Scaling games to become profitable cash cows

For larger businesses, opportunities must provide enough profit for them to seem interesting. I would say that any game that can drive $10,000 a day in gross revenue is enough to support a smaller gaming studio. Many studios don’t think about making games in terms of gross profit and they often neglect to think about the number of users necessary in order to make that magic $10,000 per day.  

Hypercasual games tend to make lower revenue per DAU. A typical game will be anywhere between $0.01-0.10. Along with their large network of titles Voodoo also has a large volume of data on who their most active players are. Using in-game events to look into player actions, helps you to know clearly which players are playing your games the most. The larger the Voodoo game network becomes the more refined the company can segment or target individual players with effective marketing messages.

As they expand into new genres and different players engage, further refinements in their voice or creative might work better for individual game types. By doing hyper-specific segmentation you can get lower CPIs and more ad views.

What becomes hard for developers is to perform this correctly and at scale. This requires a team of people to analyse, review, create and then execute effective marketing. Voodoo has learnt how to do this very well.

Competing against Voodoo

The biggest mistake most game developers make when attempting to attack the hypercasual gaming market is to think they can innovate through game design. Voodoo has proven that innovation in game mechanics is not as important as cheap and effective marketing. Their pace of release and the scale of their network is growing all the time allowing them to learn and understand their users more and more. To have a viable shot at competing you must be prepared to invest heavily in a strong data warehouse, a talented marketing team and use metrics and data to decide which games have the strongest business case.
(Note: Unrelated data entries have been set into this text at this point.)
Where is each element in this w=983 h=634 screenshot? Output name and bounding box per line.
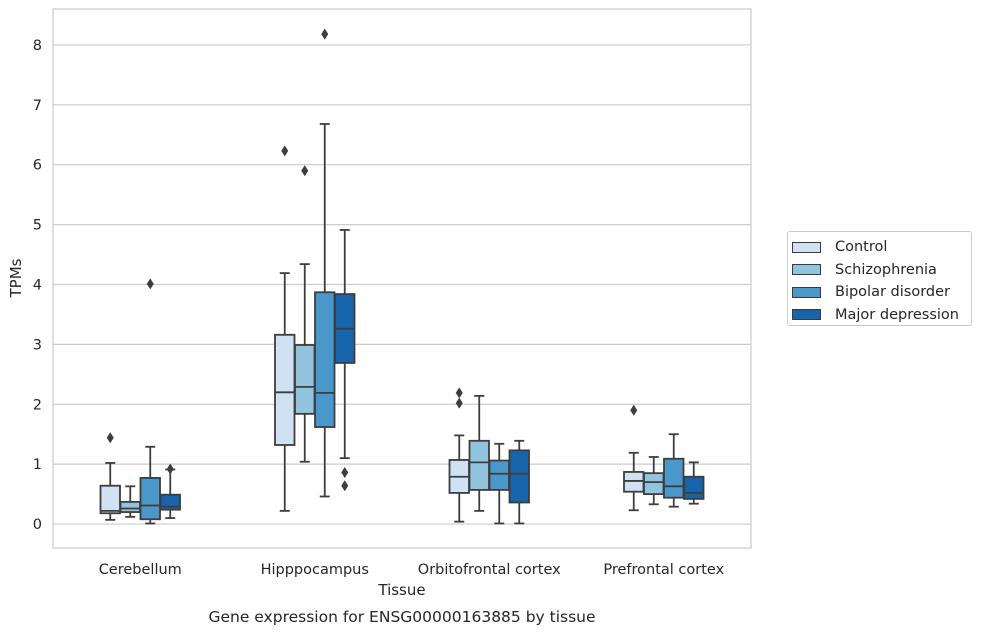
legend-item: Bipolar disorder (792, 281, 971, 304)
x-tick-labels: Cerebellum Hipppocampus Orbitofrontal cort… (99, 562, 725, 578)
legend-item: Schizophrenia (792, 259, 971, 282)
y-tick-label: 1 (33, 457, 42, 473)
x-tick-label: Orbitofrontal cortex (418, 562, 561, 578)
box-major-depression (334, 229, 356, 492)
outlier-point (321, 28, 329, 40)
box-bipolar-disorder (663, 433, 685, 508)
x-tick-label: Prefrontal cortex (603, 562, 724, 578)
box-major-depression (683, 461, 705, 505)
box-schizophrenia (294, 165, 316, 463)
outlier-point (341, 480, 349, 492)
box-bipolar-disorder (139, 278, 161, 525)
box-iqr (99, 484, 121, 515)
box-iqr (139, 477, 161, 521)
outlier-point (106, 432, 114, 444)
legend-item: Control (792, 236, 971, 259)
outlier-point (341, 467, 349, 479)
box-iqr (663, 457, 685, 499)
outlier-point (630, 404, 638, 416)
legend-label: Major depression (835, 306, 959, 323)
x-tick-label: Cerebellum (99, 562, 182, 578)
outlier-point (301, 165, 309, 177)
legend: Control Schizophrenia Bipolar disorder Majo… (787, 231, 972, 326)
legend-swatch (792, 286, 821, 298)
legend-label: Bipolar disorder (835, 284, 950, 301)
box-schizophrenia (119, 485, 141, 518)
y-tick-label: 4 (33, 277, 42, 293)
y-tick-label: 2 (33, 397, 42, 413)
y-tick-label: 8 (33, 38, 42, 54)
box-control (99, 432, 121, 521)
outlier-point (166, 463, 174, 475)
legend-swatch (792, 309, 821, 321)
y-tick-label: 0 (33, 517, 42, 533)
box-plots (99, 28, 705, 525)
y-tick-labels: 0 1 2 3 4 5 6 7 8 (33, 38, 42, 533)
legend-item: Major depression (792, 304, 971, 327)
chart-title: Gene expression for ENSG00000163885 by t… (208, 608, 595, 626)
box-bipolar-disorder (488, 442, 510, 525)
outlier-point (455, 387, 463, 399)
box-iqr (643, 472, 665, 495)
legend-swatch (792, 264, 821, 276)
box-major-depression (159, 463, 181, 519)
box-iqr (314, 291, 336, 428)
outlier-point (146, 278, 154, 290)
y-tick-label: 5 (33, 218, 42, 234)
y-tick-label: 7 (33, 98, 42, 114)
box-control (623, 404, 645, 512)
outlier-point (281, 145, 289, 157)
box-iqr (468, 439, 490, 491)
box-iqr (294, 344, 316, 415)
legend-label: Control (835, 239, 888, 256)
box-bipolar-disorder (314, 28, 336, 498)
plot-frame (52, 8, 752, 549)
outlier-point (455, 397, 463, 409)
box-iqr (683, 475, 705, 500)
legend-swatch (792, 241, 821, 253)
box-iqr (274, 333, 296, 446)
box-major-depression (508, 439, 530, 525)
box-iqr (488, 459, 510, 491)
x-tick-label: Hipppocampus (261, 562, 369, 578)
y-axis-label: TPMs (7, 258, 25, 298)
box-iqr (508, 449, 530, 504)
x-axis-label: Tissue (377, 581, 425, 599)
grid (53, 44, 751, 525)
y-tick-label: 6 (33, 158, 42, 174)
box-control (448, 387, 470, 523)
legend-label: Schizophrenia (835, 261, 937, 278)
box-iqr (119, 500, 141, 513)
box-control (274, 145, 296, 512)
y-tick-label: 3 (33, 337, 42, 353)
box-schizophrenia (468, 394, 490, 512)
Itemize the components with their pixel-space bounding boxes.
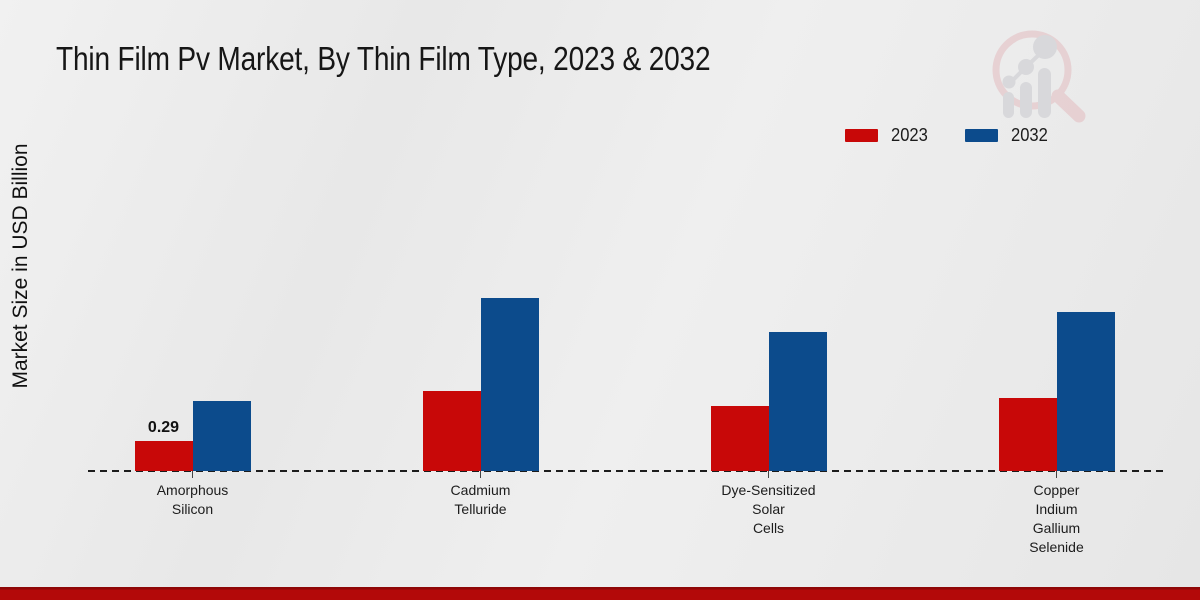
bar-value-label: 0.29 xyxy=(147,419,180,436)
legend-label-2032: 2032 xyxy=(1011,125,1048,145)
category-label-copper-indium-gallium-selenide: Copper Indium Gallium Selenide xyxy=(1029,482,1084,555)
bar-2032-dye-sensitized-solar-cells xyxy=(768,332,827,471)
category-label-amorphous-silicon: Amorphous Silicon xyxy=(156,482,229,517)
axis-tick xyxy=(767,471,770,478)
bar-2023-cadmium-telluride xyxy=(422,391,481,471)
legend-item-2032: 2032 xyxy=(965,125,1051,146)
bar-2032-copper-indium-gallium-selenide xyxy=(1056,312,1115,471)
axis-tick xyxy=(191,471,194,478)
x-axis-baseline xyxy=(88,470,1164,472)
category-label-cadmium-telluride: Cadmium Telluride xyxy=(450,482,511,517)
bar-2032-amorphous-silicon xyxy=(192,401,251,471)
legend-item-2023: 2023 xyxy=(845,125,931,146)
bar-2032-cadmium-telluride xyxy=(480,298,539,471)
legend: 2023 2032 xyxy=(845,125,1051,146)
legend-swatch-2023 xyxy=(845,129,878,142)
category-label-dye-sensitized-solar-cells: Dye-Sensitized Solar Cells xyxy=(721,482,816,536)
bar-2023-dye-sensitized-solar-cells xyxy=(710,406,769,471)
magnifier-chart-logo-icon xyxy=(992,30,1086,123)
axis-tick xyxy=(479,471,482,478)
bar-2023-amorphous-silicon xyxy=(134,441,193,471)
legend-label-2023: 2023 xyxy=(891,125,928,145)
legend-swatch-2032 xyxy=(965,129,999,142)
footer-accent-band xyxy=(0,587,1200,600)
chart-title: Thin Film Pv Market, By Thin Film Type, … xyxy=(56,40,711,77)
bar-2023-copper-indium-gallium-selenide xyxy=(998,398,1057,471)
axis-tick xyxy=(1055,471,1058,478)
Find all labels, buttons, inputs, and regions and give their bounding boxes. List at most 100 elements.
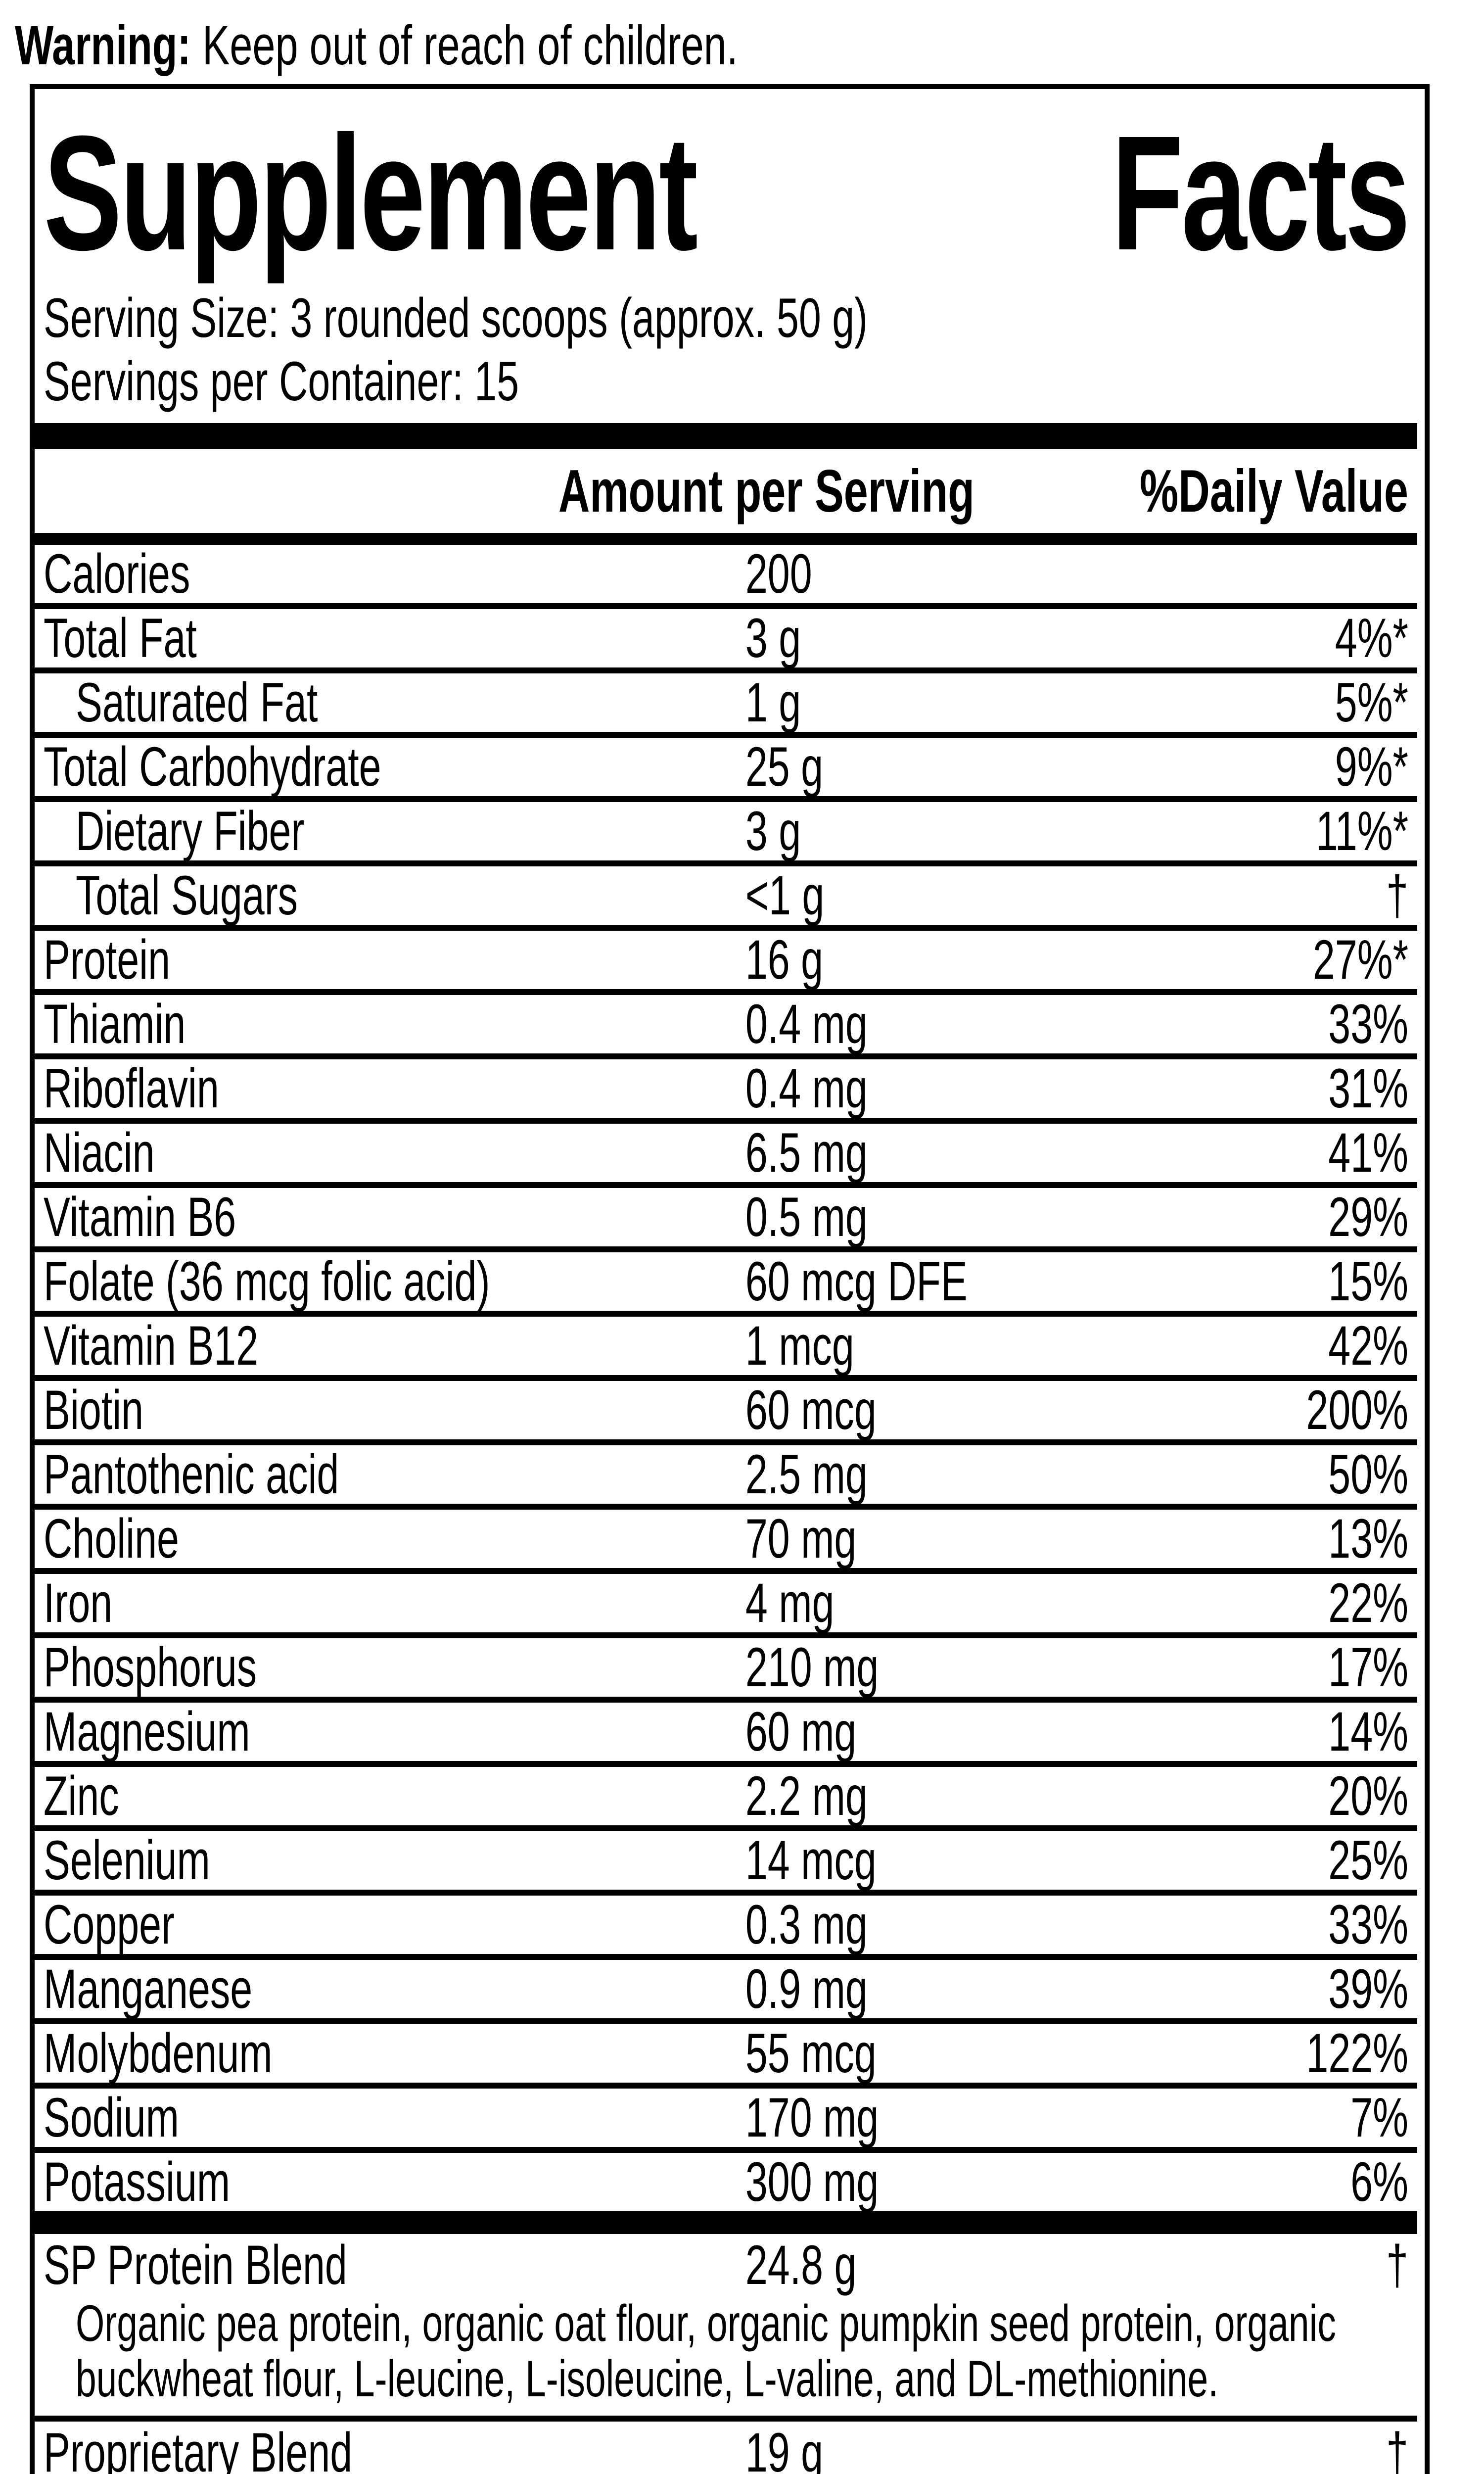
- blend-group: SP Protein Blend 24.8 g † Organic pea prote…: [35, 2234, 1417, 2416]
- nutrient-daily-value: 5%*: [1335, 671, 1409, 733]
- nutrient-name: Biotin: [44, 1379, 144, 1441]
- serving-size: Serving Size: 3 rounded scoops (approx. …: [44, 287, 868, 349]
- nutrient-daily-value: 17%: [1328, 1636, 1409, 1698]
- table-row: Protein 16 g 27%*: [35, 929, 1418, 995]
- nutrient-name: Folate (36 mcg folic acid): [44, 1250, 490, 1312]
- nutrient-daily-value: 50%: [1328, 1443, 1409, 1505]
- nutrient-daily-value: 41%: [1328, 1122, 1409, 1184]
- table-row: Niacin 6.5 mg 41%: [35, 1122, 1418, 1188]
- nutrient-amount: 2.2 mg: [745, 1765, 868, 1827]
- blend-row: Proprietary Blend 19 g †: [35, 2422, 1417, 2474]
- nutrient-name: Zinc: [44, 1765, 119, 1827]
- nutrient-name: Thiamin: [44, 993, 186, 1055]
- nutrient-daily-value: 13%: [1328, 1508, 1409, 1570]
- nutrient-amount: 14 mcg: [745, 1829, 877, 1891]
- table-row: Vitamin B12 1 mcg 42%: [35, 1315, 1418, 1381]
- nutrient-daily-value: 31%: [1328, 1057, 1409, 1119]
- nutrient-daily-value: 27%*: [1312, 929, 1409, 991]
- nutrient-name: Total Carbohydrate: [44, 736, 381, 798]
- nutrient-name: Protein: [44, 929, 171, 991]
- column-header-amount: Amount per Serving: [558, 457, 974, 524]
- table-row: Iron 4 mg 22%: [35, 1572, 1418, 1638]
- nutrient-amount: 2.5 mg: [745, 1443, 868, 1505]
- blend-ingredients: Organic pea protein, organic oat flour, …: [75, 2295, 1336, 2408]
- nutrient-amount: 0.5 mg: [745, 1186, 868, 1248]
- nutrient-name: Molybdenum: [44, 2022, 273, 2084]
- table-row: Total Carbohydrate 25 g 9%*: [35, 736, 1418, 802]
- table-row: Copper 0.3 mg 33%: [35, 1894, 1418, 1960]
- nutrient-daily-value: 25%: [1328, 1829, 1409, 1891]
- nutrient-daily-value: 22%: [1328, 1572, 1409, 1634]
- nutrient-name: Dietary Fiber: [75, 800, 305, 862]
- table-row: Potassium 300 mg 6%: [35, 2153, 1417, 2211]
- table-row: Manganese 0.9 mg 39%: [35, 1958, 1418, 2024]
- nutrient-name: Vitamin B12: [44, 1315, 259, 1377]
- nutrient-amount: 60 mg: [745, 1701, 857, 1762]
- nutrient-name: Selenium: [44, 1829, 210, 1891]
- nutrient-daily-value: 33%: [1328, 1894, 1409, 1955]
- nutrient-amount: 60 mcg DFE: [745, 1250, 968, 1312]
- nutrient-daily-value: 42%: [1328, 1315, 1409, 1377]
- table-row: Dietary Fiber 3 g 11%*: [35, 800, 1418, 866]
- table-row: Pantothenic acid 2.5 mg 50%: [35, 1443, 1418, 1510]
- panel-content: Supplement Facts Serving Size: 3 rounded…: [35, 101, 1418, 2474]
- table-row: Calories 200: [35, 543, 1418, 609]
- table-row: Riboflavin 0.4 mg 31%: [35, 1057, 1418, 1124]
- table-row: Biotin 60 mcg 200%: [35, 1379, 1418, 1445]
- table-row: Choline 70 mg 13%: [35, 1508, 1418, 1574]
- nutrient-name: Magnesium: [44, 1701, 250, 1762]
- table-row: Saturated Fat 1 g 5%*: [35, 671, 1418, 738]
- nutrient-amount: 1 g: [745, 671, 801, 733]
- nutrient-amount: 210 mg: [745, 1636, 879, 1698]
- blend-daily-value: †: [1386, 2234, 1409, 2296]
- nutrient-daily-value: 200%: [1306, 1379, 1409, 1441]
- blend-row: SP Protein Blend 24.8 g †: [35, 2234, 1417, 2296]
- nutrient-daily-value: 15%: [1328, 1250, 1409, 1312]
- column-header-daily-value: %Daily Value: [1140, 457, 1409, 524]
- nutrient-amount: 3 g: [745, 607, 801, 669]
- table-row: Zinc 2.2 mg 20%: [35, 1765, 1418, 1831]
- nutrient-daily-value: 11%*: [1315, 800, 1409, 862]
- nutrient-daily-value: 14%: [1328, 1701, 1409, 1762]
- nutrient-amount: 6.5 mg: [745, 1122, 868, 1184]
- nutrient-amount: 4 mg: [745, 1572, 835, 1634]
- table-header: Amount per Serving %Daily Value: [35, 449, 1417, 533]
- nutrient-daily-value: 33%: [1328, 993, 1409, 1055]
- nutrient-name: Pantothenic acid: [44, 1443, 339, 1505]
- nutrient-amount: 55 mcg: [745, 2022, 877, 2084]
- servings-per-container: Servings per Container: 15: [44, 350, 519, 412]
- nutrient-amount: 70 mg: [745, 1508, 857, 1570]
- table-row: Total Fat 3 g 4%*: [35, 607, 1418, 673]
- blend-section: SP Protein Blend 24.8 g † Organic pea prote…: [35, 2234, 1418, 2474]
- nutrient-amount: 200: [745, 543, 812, 605]
- nutrient-daily-value: 20%: [1328, 1765, 1409, 1827]
- nutrient-daily-value: 6%: [1350, 2151, 1409, 2213]
- nutrient-name: Manganese: [44, 1958, 253, 2020]
- nutrient-name: Niacin: [44, 1122, 155, 1184]
- nutrient-table: Calories 200 Total Fat 3 g 4%* Saturated Fat 1…: [35, 543, 1418, 2211]
- nutrient-name: Calories: [44, 543, 190, 605]
- blend-daily-value: †: [1386, 2422, 1409, 2474]
- blend-name: Proprietary Blend: [44, 2422, 353, 2474]
- table-row: Molybdenum 55 mcg 122%: [35, 2022, 1418, 2089]
- nutrient-amount: <1 g: [745, 864, 825, 926]
- panel-title-word-facts: Facts: [1111, 101, 1410, 284]
- nutrient-daily-value: 4%*: [1335, 607, 1409, 669]
- nutrient-name: Potassium: [44, 2151, 231, 2213]
- nutrient-name: Riboflavin: [44, 1057, 219, 1119]
- table-row: Folate (36 mcg folic acid) 60 mcg DFE 15%: [35, 1250, 1418, 1317]
- nutrient-amount: 0.3 mg: [745, 1894, 868, 1955]
- warning-label: Warning:: [15, 14, 191, 76]
- nutrient-name: Vitamin B6: [44, 1186, 236, 1248]
- nutrient-amount: 16 g: [745, 929, 824, 991]
- nutrient-amount: 300 mg: [745, 2151, 879, 2213]
- table-row: Sodium 170 mg 7%: [35, 2087, 1418, 2153]
- nutrient-name: Copper: [44, 1894, 175, 1955]
- nutrient-daily-value: 7%: [1350, 2087, 1409, 2148]
- nutrient-name: Saturated Fat: [75, 671, 318, 733]
- table-row: Thiamin 0.4 mg 33%: [35, 993, 1418, 1059]
- nutrient-name: Total Sugars: [75, 864, 298, 926]
- divider-below-header: [35, 533, 1418, 545]
- nutrient-amount: 3 g: [745, 800, 801, 862]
Even though this seems like an impossible task, strong-willed and talented studios can carve out their own niche. Find a mechanic that you know well and has strong retention metrics, then work on expanding or perfecting the metagame. Be careful to keep the mechanics pure and simple or you will lose what makes hypercasual special. You must also be ruthless with your game designs and drop anything that doesn’t make the cut, be quick, be bold and follow the low CPIs. Studios like Playgendary, Lion and Super TapX show that it can be done.